Shedding is somewhat seasonal, particularly in dogs that spend a lot of time outdoors. It is also affected by hormone changes, amount of daylight, the temperature of their environment, nutrition, and general health.


What dogs shed most?

Double-coated breeds shed most and “blow their coats” in the spring and fall. This shedding is normal and necessary for the new coats to grow. Many will continue to shed year round.

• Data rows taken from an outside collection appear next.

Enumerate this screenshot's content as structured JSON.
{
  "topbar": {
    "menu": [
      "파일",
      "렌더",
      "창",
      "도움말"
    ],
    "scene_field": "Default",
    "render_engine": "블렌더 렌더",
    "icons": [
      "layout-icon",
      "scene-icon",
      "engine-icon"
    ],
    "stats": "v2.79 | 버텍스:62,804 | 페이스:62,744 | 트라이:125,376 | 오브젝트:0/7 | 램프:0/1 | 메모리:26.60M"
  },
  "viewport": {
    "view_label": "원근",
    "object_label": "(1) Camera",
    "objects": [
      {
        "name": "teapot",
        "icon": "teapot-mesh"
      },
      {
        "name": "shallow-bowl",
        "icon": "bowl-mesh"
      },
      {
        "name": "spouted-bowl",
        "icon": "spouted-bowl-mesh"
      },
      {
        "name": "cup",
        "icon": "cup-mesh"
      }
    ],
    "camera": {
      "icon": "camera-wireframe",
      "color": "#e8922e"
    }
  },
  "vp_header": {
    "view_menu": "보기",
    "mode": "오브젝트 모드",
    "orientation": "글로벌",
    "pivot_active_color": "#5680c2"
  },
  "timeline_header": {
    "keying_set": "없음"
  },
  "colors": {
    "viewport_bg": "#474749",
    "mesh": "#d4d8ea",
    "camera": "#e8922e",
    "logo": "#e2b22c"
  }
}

Here are some of the heavy shedders:

Northern breeds like Akita, Husky, Malamute, Samoyed

Border collies, Collies, Shelties, Tervurens, Sheepdogs, Corgis, German Shepherds

Golden Retriever, Labrador Retriever, Dalmatian, Beagle, Great Pyrenees, Newfoundland, Pug, Rottweiler


Dogs that don’t shed or shed less

Terriers – Border Terrier, Cairn Terrier, Westie, Yorkie, Scotty, Airedale

Poodle, Schnauzer, Havanese, Maltese, Shih Tzu, Portuguese water dog

Poodle mixes – Goldendoodle, Labradoodle, Cockapoo

Something to note . . . Poodles have been mixed with many dogs in an attempt to create a non-shedding dog. However, not all puppies will carry the hair gene of the poodle, and some may shed just as much as the Labrador or the Golden. Also, and particularly with Goldendoodles, the mixing of the soft undercoat of the Golden and the curl of the poodle can create  unforeseen grooming challenges . . . they can get very matted, and need frequent brushing and grooming to maintain the coat.


Jean’s tip for dealing with dog hair . . .

If you want a dog . . . then plan on some fur. Brush them, bathe or groom often, and buy a good vacuum . . . and celebrate all the wonderful ways they add to your happiness!